The liveliest (and oldest) former member of the U.S. Supreme Court is at it again. John Paul Stevens, 93, served on the highest court in the land for an impressive 35 years, from 1975 until his retirement in June 2010. Known for his bow ties, brilliant legal mind, and striking transformation from Midwest Republican conservative to hero of the political left, Stevens remains an intellectual force to reckon with. In his latest book, the forthcoming Six Amendments: How and Why We Should Change the Constitution, he offers a half-dozen stimulating ideas for altering, and he would say improving, our foundational legal document. Today, let’s consider his most controversial proposal: changing the Second Amendment. Stevens is not going to win any friends at the National Rifle Association, because his undisguised agenda is to make it easier to regulate the sale and ownership of firearms.
With exquisitely awkward 18th century syntax, the Second Amendment states:
A well regulated Militia, being necessary to the security of a free State, the right of the people to keep and bear Arms shall not be infringed.

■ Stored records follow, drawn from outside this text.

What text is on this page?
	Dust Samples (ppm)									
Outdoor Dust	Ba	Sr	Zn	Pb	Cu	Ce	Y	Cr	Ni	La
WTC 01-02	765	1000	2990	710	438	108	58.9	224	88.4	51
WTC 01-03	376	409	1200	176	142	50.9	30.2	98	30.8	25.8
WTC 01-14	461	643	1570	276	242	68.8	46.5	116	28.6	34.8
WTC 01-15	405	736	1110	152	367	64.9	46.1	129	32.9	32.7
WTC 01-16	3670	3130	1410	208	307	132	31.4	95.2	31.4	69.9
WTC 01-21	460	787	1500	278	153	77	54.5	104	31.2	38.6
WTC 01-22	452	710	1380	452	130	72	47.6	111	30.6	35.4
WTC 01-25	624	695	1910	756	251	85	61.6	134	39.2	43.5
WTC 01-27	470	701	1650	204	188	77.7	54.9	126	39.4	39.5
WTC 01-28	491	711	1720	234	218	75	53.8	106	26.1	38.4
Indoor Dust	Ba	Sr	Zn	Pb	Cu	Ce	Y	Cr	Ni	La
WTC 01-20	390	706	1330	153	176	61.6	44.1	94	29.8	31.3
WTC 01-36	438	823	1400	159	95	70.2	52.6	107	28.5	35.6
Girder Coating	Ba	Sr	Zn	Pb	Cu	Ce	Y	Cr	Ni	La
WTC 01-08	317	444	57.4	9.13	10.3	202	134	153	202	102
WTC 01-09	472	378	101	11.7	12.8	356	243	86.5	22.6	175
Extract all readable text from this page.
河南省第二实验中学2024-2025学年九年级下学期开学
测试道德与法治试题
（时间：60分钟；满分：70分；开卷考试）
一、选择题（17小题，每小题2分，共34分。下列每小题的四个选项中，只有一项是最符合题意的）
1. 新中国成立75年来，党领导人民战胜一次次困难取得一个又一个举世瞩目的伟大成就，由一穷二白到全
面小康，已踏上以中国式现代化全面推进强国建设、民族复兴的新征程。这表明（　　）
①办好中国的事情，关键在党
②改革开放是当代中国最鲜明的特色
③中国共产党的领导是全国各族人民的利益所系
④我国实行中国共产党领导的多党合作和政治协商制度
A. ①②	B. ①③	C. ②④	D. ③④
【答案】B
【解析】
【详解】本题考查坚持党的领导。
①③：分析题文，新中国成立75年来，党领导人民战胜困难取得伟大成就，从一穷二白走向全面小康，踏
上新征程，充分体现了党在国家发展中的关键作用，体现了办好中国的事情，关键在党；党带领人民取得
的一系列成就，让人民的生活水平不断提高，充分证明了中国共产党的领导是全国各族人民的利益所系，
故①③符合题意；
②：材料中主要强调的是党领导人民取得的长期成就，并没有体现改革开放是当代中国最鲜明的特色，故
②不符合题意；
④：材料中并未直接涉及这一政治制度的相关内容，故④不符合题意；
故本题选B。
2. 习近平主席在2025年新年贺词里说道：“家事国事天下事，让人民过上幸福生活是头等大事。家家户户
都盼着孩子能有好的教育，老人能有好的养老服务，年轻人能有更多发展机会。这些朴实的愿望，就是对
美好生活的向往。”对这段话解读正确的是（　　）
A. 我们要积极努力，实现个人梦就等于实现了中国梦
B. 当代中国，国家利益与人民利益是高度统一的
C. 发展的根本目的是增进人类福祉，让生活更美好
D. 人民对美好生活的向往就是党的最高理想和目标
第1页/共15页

For a couple of centuries, you might be surprised to learn, the Supreme Court didn’t say exactly what the Second Amendment means. As far as Stevens can tell, “federal judges uniformly understood that the right protected by the text was limited in two ways: first, it applied only to keeping and bearing arms for military purposes, and second, while it limited the power of the federal government, it did not impose any limit whatsoever on the power of states or local governments to regulate the ownership or use of firearms.” He recalls a colorful remark on the topic by the late Warren Burger, who served as chief justice from 1969 to 1986. Responding to the NRA’s lobbying campaign opposing gun control laws in the name of Second Amendment rights, Burger, a lifelong conservative, remarked during a television interview in 1991 that the amendment “has been the subject of one of the greatest pieces of fraud—I repeat, fraud—on the American public by special interest groups that I have ever seen in my lifetime.”
Strong stuff. Times change, though, and so do constitutional interpretations. In 2008, Stevens was on the losing end of a 5-4 decision in District of Columbia v. Heller, a landmark ruling in which the high court, in an opinion written by Justice Antonin Scalia, for the first time declared that the Second Amendment protects a civilian’s right to keep a handgun in his home for self-defense. In 2010, by another 5-4 vote, the justices extended Heller to apply to state and local governments.
Stevens dissented with characteristic eloquence in both cases. But he lost, and in the process, the conservative majority struck down laws in Washington, D.C., and Chicago that effectively banned civilian ownership of handguns. Those decisions are rippling through the legal system, and it will take some years before it’s clear whether gun rights advocates will succeed in using Heller to knock down other regulations, short of across-the-board bans.
Reflecting on these developments, Stevens makes several important points: Heller did not by its own terms preclude federal, state, or local governments from restricting the ownership of the sorts of large-capacity weapons used in mass shootings in Connecticut, Virginia, Colorado, and Arizona in recent years. That Congress failed to act is a function of elective politics and lobbying, not constitutional law. Stevens also observes that whether one thinks Heller was right or wrong, the decision had the effect of shifting the ultimate power to determine the validity of gun control laws from elected politicians to life-tenured federal judges.
Since Stevens believes that the authors of the Second Amendment were primarily concerned about the threat that a national standing army posed to the sovereignty of the states—as opposed to homeowners’ anxiety about violent felons—he thinks the best way to fix the situation is to amend the Second Amendment. He’d do that by adding five words as follows:
A well regulated Militia, being necessary to the security of a free State, the right of the people to keep and bear Arms when serving in the militia shall not be infringed.
To support the change, he argues: “Emotional claims that the right to possess deadly weapons is so important that it is protected by the federal Constitution distort intelligent debate about the wisdom of particular aspects of proposed legislation designed to minimize the slaughter caused by the prevalence of guns in private hands.”
As a practical matter, the Stevens amendment of the Second Amendment is DOA in any discussion of gun policy in the foreseeable future. He must know that. He also must know that just as constitutional interpretations evolve, so do political and cultural ideas. For better or worse, guns have acquired a symbolic meaning in modern American society to which Stevens, for all his erudition, gives short shrift.
For a significant minority of Americans, firearms represent individualism, independence, and self-reliance. In the eyes of citizens who connect these values to gun ownership, membership in a militia—whatever that would mean in the modern context—isn’t a necessary part of the equation. Amending the Constitution, and that includes amending an amendment, is a political undertaking that has to reflect the will of “we the people.” These days, an awful lot of those people, the vast majority of whom obey the law and pay their taxes, like their guns and intend to keep them.